Observability-Driven GitOps Supply Chains

Combining Argo CD, Keptn, and evidence-driven observability to turn supply-chain checks into fast, reliable deploy gates.

May 02, 2023 at 10:07 AM EST 12 min read
GitOpsSupply Chain SecurityObservabilityCI/CDSRE
DevOps engineers reviewing supply-chain observability dashboards
Image: Kaleidico / Unsplash

Supply-chain checks are infamous for slowing teams down. SBOM generation, vulnerability scans, policy evaluations—if they produce noise, developers bypass them. But when checks connect to observability and SLOs, they become trusted gates. Projects like Keptn, Harness SRM, and Dynatrace’s Cloud Automation have shown the way: deploy decisions should be evidence-driven.

Here is how we make GitOps supply chains both secure and fast.

Capture evidence for every change

We instrument pipelines to attach evidence metadata to artifacts:

  • SBOMs and vulnerability scan results (Trivy, Grype) stored as OCI artifacts alongside the image.
  • Test outcomes from unit, integration, chaos, and performance stages.
  • SLO snapshots capturing burn-rate, latency, and error metrics before and after deployment.

Evidence lives in an artifact catalog (Harbor, Artifactory) tagged with Git SHA, service, and environment. Keptn’s evidence spec inspired our metadata schema.

Engineer correlating deployment evidence with observability data
Photo by Austin Distel on Unsplash.
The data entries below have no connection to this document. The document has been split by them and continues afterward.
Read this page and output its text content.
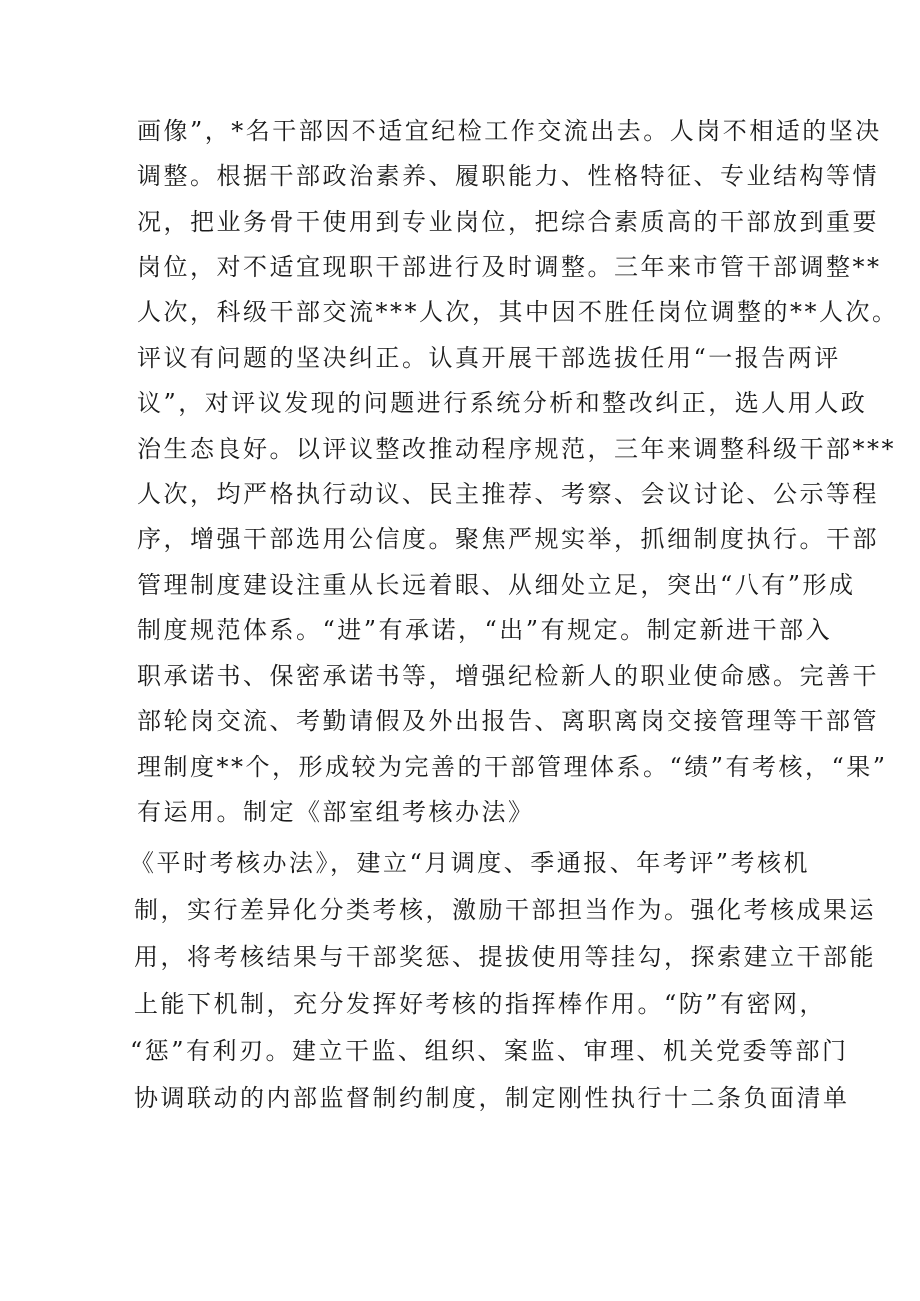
画像”，*名干部因不适宜纪检工作交流出去。人岗不相适的坚决
调整。根据干部政治素养、履职能力、性格特征、专业结构等情
况，把业务骨干使用到专业岗位，把综合素质高的干部放到重要
岗位，对不适宜现职干部进行及时调整。三年来市管干部调整**
人次，科级干部交流***人次，其中因不胜任岗位调整的**人次。
评议有问题的坚决纠正。认真开展干部选拔任用“一报告两评
议”，对评议发现的问题进行系统分析和整改纠正，选人用人政
治生态良好。以评议整改推动程序规范，三年来调整科级干部***
人次，均严格执行动议、民主推荐、考察、会议讨论、公示等程
序，增强干部选用公信度。聚焦严规实举，抓细制度执行。干部
管理制度建设注重从长远着眼、从细处立足，突出“八有”形成
制度规范体系。“进”有承诺，“出”有规定。制定新进干部入
职承诺书、保密承诺书等，增强纪检新人的职业使命感。完善干
部轮岗交流、考勤请假及外出报告、离职离岗交接管理等干部管
理制度**个，形成较为完善的干部管理体系。“绩”有考核，“果”
有运用。制定《部室组考核办法》
《平时考核办法》，建立“月调度、季通报、年考评”考核机
制，实行差异化分类考核，激励干部担当作为。强化考核成果运
用，将考核结果与干部奖惩、提拔使用等挂勾，探索建立干部能
上能下机制，充分发挥好考核的指挥棒作用。“防”有密网，
“惩”有利刃。建立干监、组织、案监、审理、机关党委等部门
协调联动的内部监督制约制度，制定刚性执行十二条负面清单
Evidence must be easy to correlate.

Wire evidence into GitOps decisions

Argo CD sync waves call out to a decision service (Keptn or custom Lambda) that:

  1. Fetches evidence for the artifact referenced by the manifest.
  2. Evaluates policy rules (OPA) covering CVSS thresholds, unresolved vulnerabilities, or missing attestations.
  3. Queries observability backends for live SLO state. If burn rate is high, the deploy pauses.
  4. Returns go/no-go verdicts with human-readable reasons.
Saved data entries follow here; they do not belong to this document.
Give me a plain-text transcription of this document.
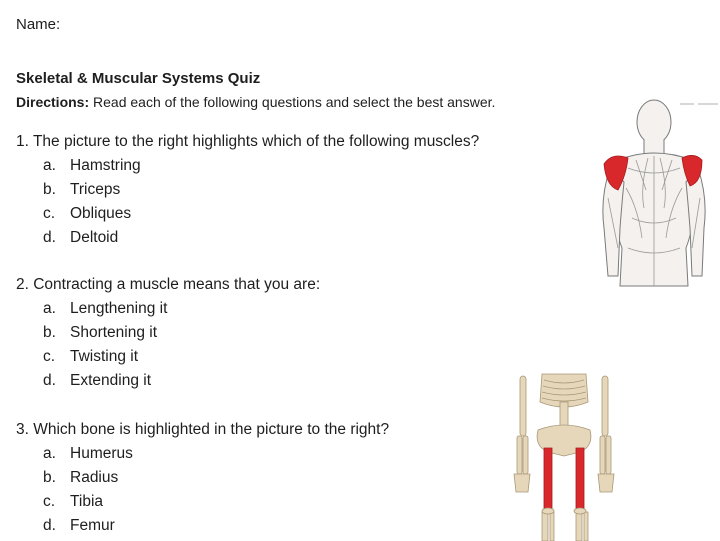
Name:
Skeletal & Muscular Systems Quiz
Directions: Read each of the following questions and select the best answer.
1. The picture to the right highlights which of the following muscles?
a. Hamstring
b. Triceps
c. Obliques
d. Deltoid
2. Contracting a muscle means that you are:
a. Lengthening it
b. Shortening it
c. Twisting it
d. Extending it
3. Which bone is highlighted in the picture to the right?
a. Humerus
b. Radius
c. Tibia
d. Femur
Verdicts appear as PR comments and Slack updates. If a deploy pauses, engineers know exactly which evidence failed.

Automate post-deploy verification

Once Argo completes a sync, we trigger:

  • Keptn evaluation sequences comparing pre/post-deploy metrics (latency, error rate, resource usage).
  • Feature flag rollouts (LaunchDarkly) that gradually expose functionality while monitoring user-centric KPIs.
  • OpenTelemetry trace diffing to spot regressions in critical code paths.

Results feed back into the evidence catalog. Future deployments reference historical performance to highlight risk trends.

Close the loop with SLOs

Every deploy attaches an SLO delta. We built a “deploy impact” dashboard showing:

  • Error budget consumed per release.
  • Time to detect anomalies.
  • Rollbacks triggered by evidence failures.

This data informs product conversations. If a feature repeatedly erodes SLOs, product leads see it instantly—mirroring the telemetry-driven culture advocated by Honeycomb and Google.

Keep developers happy

We guard against friction by:

  • Caching scan results for unchanged dependencies.
  • Providing fast feedback (~5 minutes) for evidence checks using parallel pipelines.
  • Allowing documented, time-bound exceptions through Git PRs with explicit approvals.

When developers understand the “why” and experience minimal delay, they embrace supply-chain checks rather than fighting them.

Evidence-driven GitOps blends security and reliability without sacrificing speed. It is the antidote to checkbox compliance—a system where data, not intuition, guides every deploy decision.